Since $\Gamma$ has a meromorphic continuation on $\Bbb C$ with simple poles at $-\Bbb N\cup\{0\}$ and $\sin$ has a simple zero at $0$, I can conclude that the integral $$\int_0^\infty\sin(t)t^{z-1}\ dt$$ has an analytic continuation on $-1<\operatorname{Re}z<1$ since the RHS of the above identity does. But this does not show the identity holds on $-1<\operatorname{Re}z<1$ right?

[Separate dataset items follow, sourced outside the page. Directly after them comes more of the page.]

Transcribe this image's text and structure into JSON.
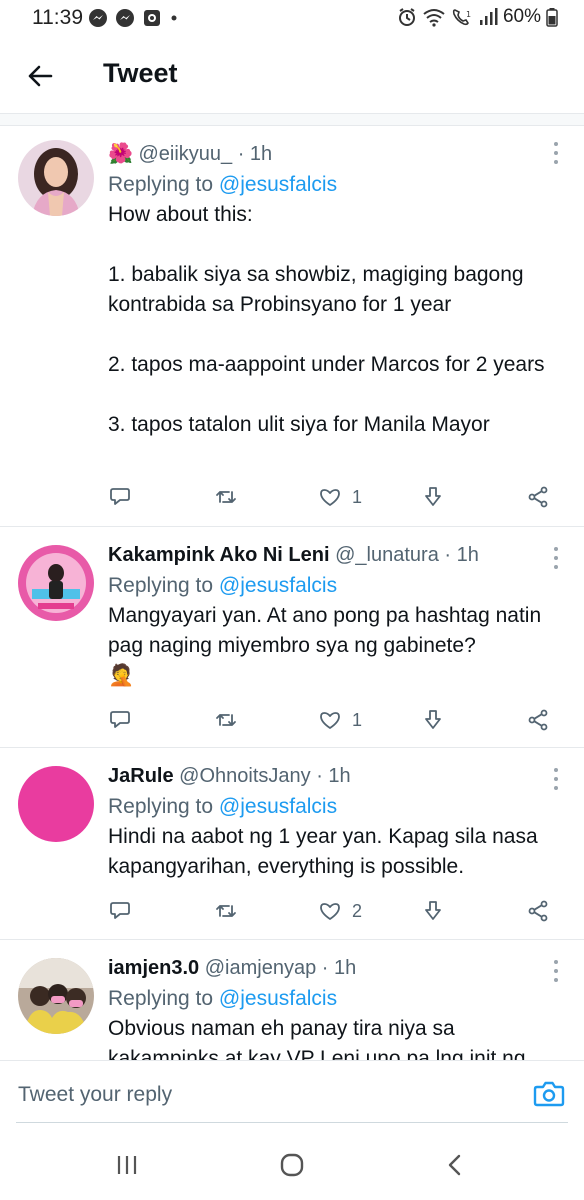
{
  "status_bar": {
    "time": "11:39",
    "battery": "60%",
    "icons": [
      "messenger-icon",
      "messenger-icon",
      "camera-app-icon",
      "dot-icon",
      "alarm-icon",
      "wifi-icon",
      "volte-call-icon",
      "signal-icon",
      "battery-icon"
    ]
  },
  "header": {
    "title": "Tweet"
  },
  "tweets": [
    {
      "emoji": "🌺",
      "name": "",
      "handle": "@eiikyuu_",
      "time": "· 1h",
      "replying_prefix": "Replying to ",
      "replying_to": "@jesusfalcis",
      "text": "How about this:\n\n1. babalik siya sa showbiz, magiging bagong kontrabida sa Probinsyano for 1 year\n\n2. tapos ma-aappoint under Marcos for 2 years\n\n3. tapos tatalon ulit siya for Manila Mayor",
      "likes": "1"
    },
    {
      "name": "Kakampink Ako Ni Leni",
      "handle": "@_lunatura",
      "time": "· 1h",
      "replying_prefix": "Replying to ",
      "replying_to": "@jesusfalcis",
      "text": "Mangyayari yan. At ano pong pa hashtag natin pag naging miyembro sya ng gabinete?",
      "text_emoji": "🤦",
      "likes": "1"
    },
    {
      "name": "JaRule",
      "handle": "@OhnoitsJany",
      "time": "· 1h",
      "replying_prefix": "Replying to ",
      "replying_to": "@jesusfalcis",
      "text": "Hindi na aabot ng 1 year yan. Kapag sila nasa kapangyarihan, everything is possible.",
      "likes": "2",
      "avatar_color": "#e93c9f"
    },
    {
      "name": "iamjen3.0",
      "handle": "@iamjenyap",
      "time": "· 1h",
      "replying_prefix": "Replying to ",
      "replying_to": "@jesusfalcis",
      "text": "Obvious naman eh panay tira niya sa kakampinks at kay VP Leni uno pa lng init ng"
    }
  ],
  "reply_bar": {
    "placeholder": "Tweet your reply"
  },
  "colors": {
    "accent": "#1d9bf0",
    "text": "#0f1419",
    "muted": "#536471"
  }
}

I think I need to show the LHS is also holomorphic on $-1<\operatorname{Re}z<1$ then by identity theorem I can say the identity holds. Why the integral holomorphic on $-1<\operatorname{Re}z<1$?
Break up the integral as $$ \begin{align} \int_0^\infty\sin(t)\,t^{z-1}\,\mathrm{d}t &=\overbrace{\int_0^1\sin(t)\,t^{z-1}\,\mathrm{d}t}^{\substack{\text{holomorphic on}\\\text{$\mathrm{Re}(z)\gt-1$}}} +\overbrace{\int_1^{\infty\vphantom{1}}\sin(t)\,t^{z-1}\,\mathrm{d}t}^{\substack{\text{holomorphic on}\\\text{$\mathrm{Re}(z)\lt1$}}}\tag1\\ &=\int_0^1\frac{\sin(t)}t\,t^z\,\mathrm{d}t +\cos(1)+(z-1)\int_1^\infty\cos(t)\,t^{z-2}\,\mathrm{d}t\tag2 \end{align} $$ where $(2)$ follows by integrating the right-hand integral by parts
The Identity Theorem should handle the rest.